“Therefore I tell you, do not worry about your life, what you will eat or drink; or about your body, what you will wear. Is not life more than food, and the body more than clothes? So do not worry, saying, ‘What shall we eat?’ or ‘What shall we drink?’ or ‘What shall we wear?’ For the pagans run after all these things, and your heavenly Father knows that you need them. But seek first his kingdom and his righteousness, and all these things will be given to you as well. Therefore do not worry about tomorrow, for tomorrow will worry about itself. Each day has enough trouble of its own." (NIV, Matthew 6:25, 31-34)
I am a worrier. In fact, I clearly remember one of my first BIG worries -- I was about 8 years old, and I just realized that human life is but a speck in eternity. My parents were ALREADY in their 30s (so old, I thought!), and they were only going to live 50 or 60 more years, at most. At the age of 8, I actually mourned the loss of my parents -- 50 years ahead of time -- and worried that this event was occurring too soon, too fast. (Yes, they are both still alive and well).
I'm also a risk-taker. Or I was. As I've gotten older, I've failed in enough risk opportunities over the years, that my desire to try new things has become filled with intense worry over the possibility of what could go wrong. I can't even see the successes that were achieved in various risks. At different times, worry has affected risks I've taken (or didn't take) personally, professionally, and spiritually. Worry can be all-consuming.
I've seen in my own life how worry can shrink my life down into a small, eensy little box - anything inside my tiny box is safe, and anything outside of it is too risky, or has too many unknowns. I spent many years living safe inside this box, but completely overwrought and sick with worry that something will come up that I haven't thought about and addressed inside my box. In addition, I've spent time making sure that those around me respond appropriately to my worry - running "fire drills", so to speak, so that I can be sure that responses will be accurate in case a situation that I've worried about occurs.
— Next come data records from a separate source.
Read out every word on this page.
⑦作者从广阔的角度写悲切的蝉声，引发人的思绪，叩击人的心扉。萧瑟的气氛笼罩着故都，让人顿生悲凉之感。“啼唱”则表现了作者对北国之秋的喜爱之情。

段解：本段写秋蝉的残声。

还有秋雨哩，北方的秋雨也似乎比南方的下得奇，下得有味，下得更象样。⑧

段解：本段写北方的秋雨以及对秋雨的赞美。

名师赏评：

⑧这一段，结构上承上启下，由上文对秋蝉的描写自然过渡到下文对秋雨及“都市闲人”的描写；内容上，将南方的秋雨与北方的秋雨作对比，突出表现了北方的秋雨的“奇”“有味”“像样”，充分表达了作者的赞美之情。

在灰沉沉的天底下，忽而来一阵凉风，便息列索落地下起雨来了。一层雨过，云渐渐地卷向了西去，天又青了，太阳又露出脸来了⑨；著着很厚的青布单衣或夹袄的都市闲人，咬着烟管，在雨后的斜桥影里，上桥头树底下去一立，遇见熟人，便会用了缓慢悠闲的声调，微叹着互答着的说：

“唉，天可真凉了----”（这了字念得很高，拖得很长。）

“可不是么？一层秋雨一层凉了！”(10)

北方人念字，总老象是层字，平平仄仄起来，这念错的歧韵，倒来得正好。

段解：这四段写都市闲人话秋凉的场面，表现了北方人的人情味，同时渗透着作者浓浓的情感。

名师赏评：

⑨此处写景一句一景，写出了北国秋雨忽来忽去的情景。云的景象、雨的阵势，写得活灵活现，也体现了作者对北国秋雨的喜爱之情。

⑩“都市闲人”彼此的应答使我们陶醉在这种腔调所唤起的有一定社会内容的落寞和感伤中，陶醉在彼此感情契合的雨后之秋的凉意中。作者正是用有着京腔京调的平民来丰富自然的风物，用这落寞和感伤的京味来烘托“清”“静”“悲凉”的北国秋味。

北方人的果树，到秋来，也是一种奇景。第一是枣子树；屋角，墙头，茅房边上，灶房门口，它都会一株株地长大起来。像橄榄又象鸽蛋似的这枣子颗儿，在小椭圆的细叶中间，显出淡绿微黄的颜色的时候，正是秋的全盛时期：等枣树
I can truly say that there have been times that my worries can interfere with my relationship with others and with God, leaving me with the inability to sufficiently trust Him or anyone else.
So what do these verses say to me today?
Because of the ill effects of worry, Jesus is telling me to not to worry about those needs that God promises to supply. Worry can cause: 1) damage to my health 2) cause the object of my worry to consume my thoughts 3) disrupt my productivity 4) negatively affect the way I treat others 5) reduce my ability to trust in God.
Now, I do believe there is a difference between worry and genuine concern -- worry immobilizes us (and creates small boxes), but concern moves us to action. I do think that planning for tomorrow is time well spent; but worrying about tomorrow is time wasted. Sometimes it is difficult to tell the difference. Careful planning is thinking ahead about goals, steps and schedules, and trusting in God's guidance. When done well, planning can help alleviate worry. And I think God acknowledges this in verse 33 -- "seek first His kingdom and His righteousness, and all these things will be given to you as well." He will guide our planning if our eyes are on Him. Then our plans will align with His plans.
What do you worry about today? When you take a step back, can you see the damage worry is causing in relationships with others? With God? Be honest with how it affects your productivity and has created a small box for your life. Now, join with me praying throughout today that we are able to let go and hand all of our worries over to God - He knows what we need and we receive all of that and more (what we can't even fathom is needed). We just need to keep our eyes focused on Him. Keep our minds in tune with His saving Grace and His calling on our lives. He will take care of the rest.